リンコ「誰か! 男の人、来てください!」
あまりのことに判断ができなかったが、なるほどこの場合は人を呼ぶのがベストな判断だ。モッチー父は雨の中で流血しながらもフード男にしがみついていた。私は泣きじゃくるモッチーの腕を引っ張って引き離すことくらいしかできなかったが、すぐに道行く男性たちが来てくれて、衛兵が来るまでフード男を抑えつけてくれた。
モッチー父はすぐに救急馬車で病院に運ばれた。脇を刺されたが内臓には到達しておらず、また出血量もそこまでではなかったため命に別状はないようだ。私たちは救急馬車を追って病院に駆けつけていた。
モッチー「お父さん! しっかりして! お父さん!」
モッチー父「…だ、大丈夫だ…」
モッチー父はベッドの上で脂汗を流して痛みに耐えている。止血はしたがまだ相当痛いのだろう。

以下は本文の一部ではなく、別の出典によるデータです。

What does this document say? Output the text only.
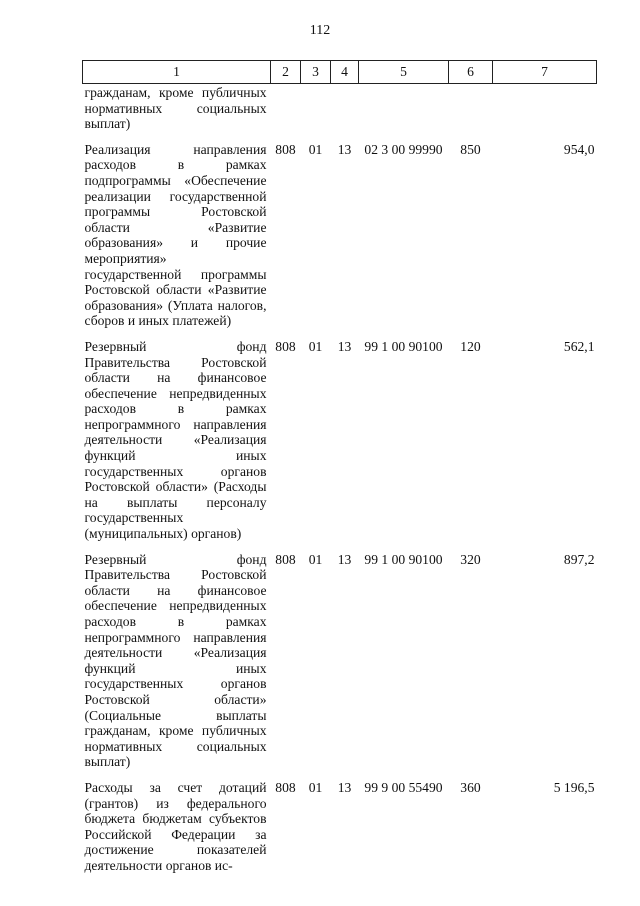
112
1	2	3	4	5	6	7
гражданам, кроме публичных нормативных социальных выплат)						
Реализация направления расходов в рамках подпрограммы «Обеспечение реализации государственной программы Ростовской области «Развитие образования» и прочие мероприятия» государственной программы Ростовской области «Развитие образования» (Уплата налогов, сборов и иных платежей)	808	01	13	02 3 00 99990	850	954,0
Резервный фонд Правительства Ростовской области на финансовое обеспечение непредвиденных расходов в рамках непрограммного направления деятельности «Реализация функций иных государственных органов Ростовской области» (Расходы на выплаты персоналу государственных (муниципальных) органов)	808	01	13	99 1 00 90100	120	562,1
Резервный фонд Правительства Ростовской области на финансовое обеспечение непредвиденных расходов в рамках непрограммного направления деятельности «Реализация функций иных государственных органов Ростовской области» (Социальные выплаты гражданам, кроме публичных нормативных социальных выплат)	808	01	13	99 1 00 90100	320	897,2
Расходы за счет дотаций (грантов) из федерального бюджета бюджетам субъектов Российской Федерации за достижение показателей деятельности органов ис-	808	01	13	99 9 00 55490	360	5 196,5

ジャコ「私がミキオPに鳩しておいたんで、すぐに天才治癒系魔法使いJKが来てくれると思います」
リンコ「すご。そんな知り合いいるんだ」
モッチー「お父さん、いったいどうしてこんなこと…」
モッチー父「…お前がアイドルやってることは知ってたんだが、俺は母さんに離婚された身だからな、遠くから見守るだけにしようと思って野外ライブを見に行ったんだが、そこでナイフをちらつかせている怪しげな男を見かけたもんで、お前を守ってやらなきゃと…」
ジャコ「それでずっと見張ってたってわけですか」
モッチー「…もう、バカじゃないの! 死んだら何にもならないじゃない!」
怒りながら肩を震わせぽろぽろと涙を流すモッチー。きっとあのフード男はモッチーを刺そうと待ち構えていたのだろう。モッチー父が体を張って守ってくれたおかげで大事に至らずに済んだってわけだ。
ジャコ「離れていても親子ってことだね…」
私は自分で言った言葉に感動して思わず眼が潤み、涙でアイメイクが溶けてしまった。
リンコ「…ジャコ、黒い涙が出てるよ」
ジャコ「リンコ先輩、うるさい」
その後、ミキオPと共に天才治癒系魔法使いJKのサラさんが来てくれてモッチー父は無事に完治した。後で聞いたところによると、モッチー父は不倫で離婚されたそうで、結構ダメな大人だったが今回見せた親子の愛は本物だ。いつかモッチー母も許してくれる時が来るだろう。来るんじゃないかな。来るような気がする。